Over the course of a decade beginning in the mid-1980s, Donald Trump publicly presented himself as a highly successful entrepreneur even as he claimed business losses exceeding $1 billion, The New York Times reported on Tuesday. “Over all,” the newspaper explained, “Mr. Trump lost so much money that he was able to avoid paying income taxes for eight of the 10 years.”
The scoop reflects poorly on Trump, who willfully misled the public for a decade in hopes of fraudulently representing himself as a man with a Midas touch. But he could not have succeeded without the assistance of many Americans, some mercenary, others over-credulous, who helped to spread the deceit and deception, generating countless newspaper articles, magazine stories, and TV segments that misinformed the public about the publicity hound’s record in business.
New evidence of his staggering losses in that decade therefore provides an apt occasion to reflect on the media’s complicity in Trump’s brazen deceit and deception.

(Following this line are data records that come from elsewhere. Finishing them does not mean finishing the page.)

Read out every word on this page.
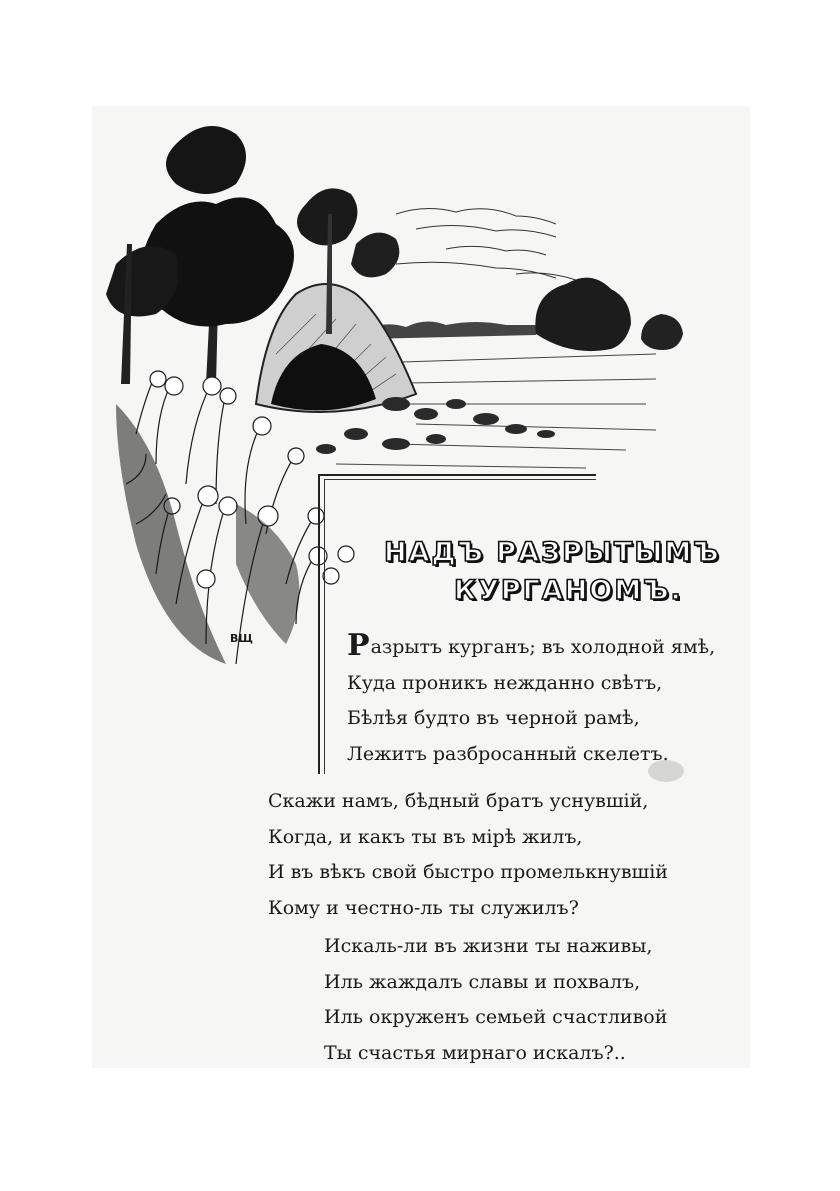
ВЩ
НАДЪ РАЗРЫТЫМЪ
КУРГАНОМЪ.
Разрытъ курганъ; въ холодной ямѣ,
Куда проникъ нежданно свѣтъ,
Бѣлѣя будто въ черной рамѣ,
Лежитъ разбросанный скелетъ.
Скажи намъ, бѣдный братъ уснувшій,
Когда, и какъ ты въ мірѣ жилъ,
И въ вѣкъ свой быстро промелькнувшій
Кому и честно-ль ты служилъ?
Искаль-ли въ жизни ты наживы,
Иль жаждалъ славы и похвалъ,
Иль окруженъ семьей счастливой
Ты счастья мирнаго искалъ?..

Tony Schwartz, the ghostwriter who penned The Art of the Deal, has already apologized for falsely portraying the huckster from Queens as “a charmingly brash entrepreneur with an unfailing knack for business,” telling The New Yorker, “I put lipstick on a pig. I feel a deep sense of remorse that I contributed to presenting Trump in a way that brought him wider attention and made him more appealing than he is.”